Background: The updated Tunisian Nationally Determined Contribution (NDC) pledges to reduce its carbon intensity by 45% by 2030. Mitigation efforts typically focus on the energy sector, which accounts for 75% of the proposed emissions reductions. The building sector, one of the country’s main polluters, accounts for 27% of its total energy consumption. Population growth and rising living standards are estimated to increase the share to 35% by 2030.
Several independent programmes and regulations are already in place to increase the use of renewable energy and energy efficiency in the sector. Namely, the Tunisian Solar Programme (PROSOL) which aims at promoting the use of solar water heaters and was established in 2005, the PROSOL ELEC programme, which supports installations of photovoltaic (PV) systems in residential buildings since 2010, and PROMO ISOL for thermal insulation of rooftops (not operational yet). However, these programmes are facing financial, technical, and communication-related challenges that prevent them from reaching their full-scale potential.

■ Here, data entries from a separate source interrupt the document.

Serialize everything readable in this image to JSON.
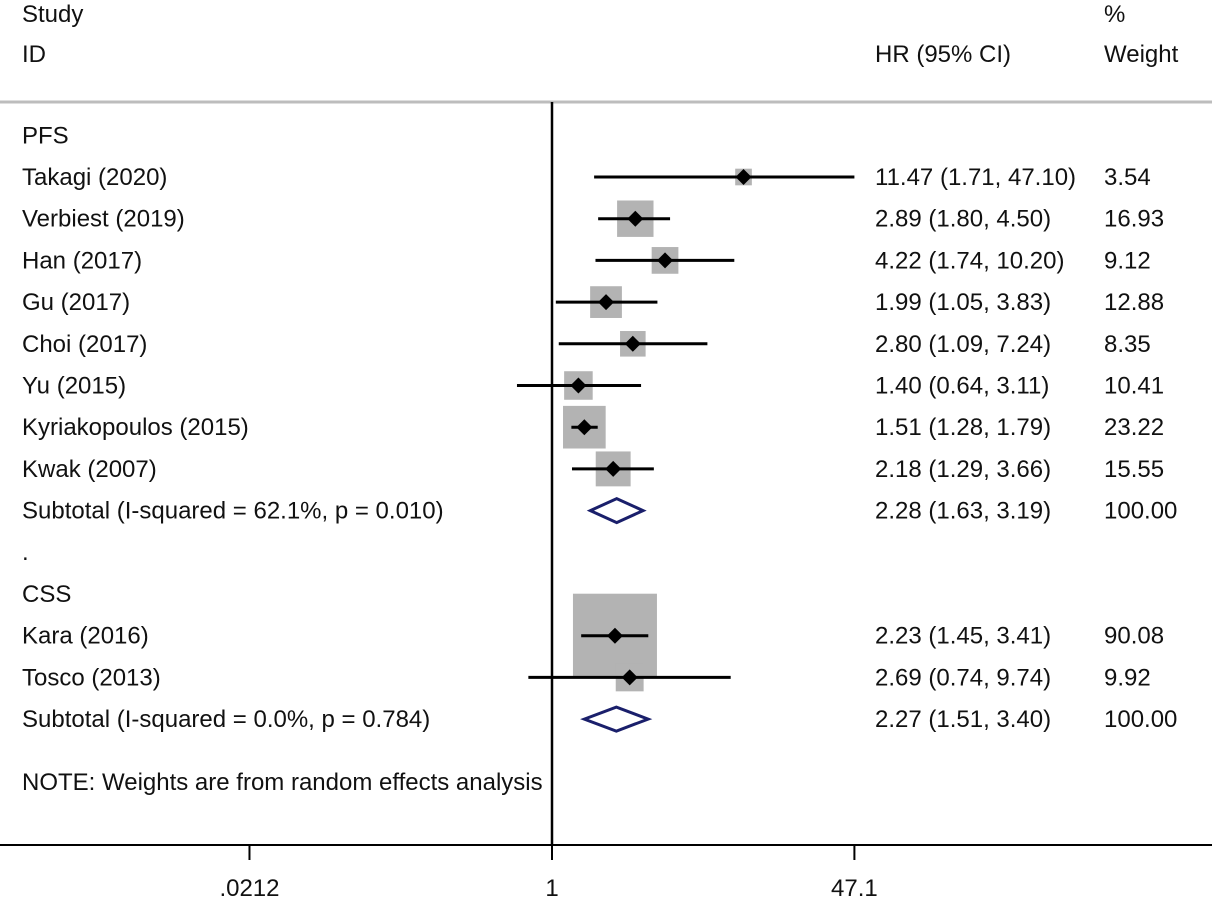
{
  "chart_data": {
    "type": "forest",
    "scale": "log",
    "header": {
      "study_line1": "Study",
      "study_line2": "ID",
      "hr": "HR (95% CI)",
      "weight_line1": "%",
      "weight_line2": "Weight"
    },
    "xticks": [
      {
        "value": 0.0212,
        "label": ".0212"
      },
      {
        "value": 1,
        "label": "1"
      },
      {
        "value": 47.1,
        "label": "47.1"
      }
    ],
    "null_value": 1,
    "subgroups": [
      {
        "name": "PFS",
        "studies": [
          {
            "label": "Takagi (2020)",
            "hr": 11.47,
            "lo": 1.71,
            "hi": 47.1,
            "ci_text": "11.47 (1.71, 47.10)",
            "weight": "3.54"
          },
          {
            "label": "Verbiest (2019)",
            "hr": 2.89,
            "lo": 1.8,
            "hi": 4.5,
            "ci_text": "2.89 (1.80, 4.50)",
            "weight": "16.93"
          },
          {
            "label": "Han (2017)",
            "hr": 4.22,
            "lo": 1.74,
            "hi": 10.2,
            "ci_text": "4.22 (1.74, 10.20)",
            "weight": "9.12"
          },
          {
            "label": "Gu (2017)",
            "hr": 1.99,
            "lo": 1.05,
            "hi": 3.83,
            "ci_text": "1.99 (1.05, 3.83)",
            "weight": "12.88"
          },
          {
            "label": "Choi (2017)",
            "hr": 2.8,
            "lo": 1.09,
            "hi": 7.24,
            "ci_text": "2.80 (1.09, 7.24)",
            "weight": "8.35"
          },
          {
            "label": "Yu (2015)",
            "hr": 1.4,
            "lo": 0.64,
            "hi": 3.11,
            "ci_text": "1.40 (0.64, 3.11)",
            "weight": "10.41"
          },
          {
            "label": "Kyriakopoulos (2015)",
            "hr": 1.51,
            "lo": 1.28,
            "hi": 1.79,
            "ci_text": "1.51 (1.28, 1.79)",
            "weight": "23.22"
          },
          {
            "label": "Kwak (2007)",
            "hr": 2.18,
            "lo": 1.29,
            "hi": 3.66,
            "ci_text": "2.18 (1.29, 3.66)",
            "weight": "15.55"
          }
        ],
        "subtotal": {
          "label": "Subtotal  (I-squared = 62.1%, p = 0.010)",
          "hr": 2.28,
          "lo": 1.63,
          "hi": 3.19,
          "ci_text": "2.28 (1.63, 3.19)",
          "weight": "100.00"
        }
      },
      {
        "name": "CSS",
        "studies": [
          {
            "label": "Kara (2016)",
            "hr": 2.23,
            "lo": 1.45,
            "hi": 3.41,
            "ci_text": "2.23 (1.45, 3.41)",
            "weight": "90.08"
          },
          {
            "label": "Tosco (2013)",
            "hr": 2.69,
            "lo": 0.74,
            "hi": 9.74,
            "ci_text": "2.69 (0.74, 9.74)",
            "weight": "9.92"
          }
        ],
        "subtotal": {
          "label": "Subtotal  (I-squared = 0.0%, p = 0.784)",
          "hr": 2.27,
          "lo": 1.51,
          "hi": 3.4,
          "ci_text": "2.27 (1.51, 3.40)",
          "weight": "100.00"
        }
      }
    ],
    "separator": ".",
    "note": "NOTE: Weights are from random effects analysis",
    "colors": {
      "text": "#111111",
      "box": "#b3b3b3",
      "line": "#000000",
      "diamond": "#1a1f6b",
      "rule": "#bdbdbd"
    }
  }
}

Approach to Transformational Change: “Tunisia – Scaling up Renewable Energy and Energy Efficiency in the Building Sector” project will help to accelerate the deployment of renewable and energy efficiency measures in the country’s building sector. The project will support the scaling-up of the PROSOL ELEC through the reform of its current financial mechanism to enable participation in the rooftop PV market of mid-income households. The project focuses on enhancing the legal and regulatory framework and strengthening the communication on all three PROSOL programmes to raise awareness of the different actors involved.
The project aims to install 60 MWp of solar PV capacity that would benefit 76 000 households, in addition to socio-economic co-benefits such as reduced household energy expenditure, the creation of skilled jobs and companies in the energy technology area, and reduced fossil fuel subsidies.
The financial mechanism proposed by the project has been designed to ensure the viability of the business model of PV systems for households that are currently ineligible under the PROSOL ELEC. EUR 10 million will be used by the programme to reduce households’ borrowing costs. The project aims toleverage around EUR 39 million from the public sector and EUR 53 million from the private sector.
Mitigation potential: The project will directly reduce 0.91 Mt CO2e during the lifetime of its interventions with a cost efficiency of 16.5 EUR/tCO2e.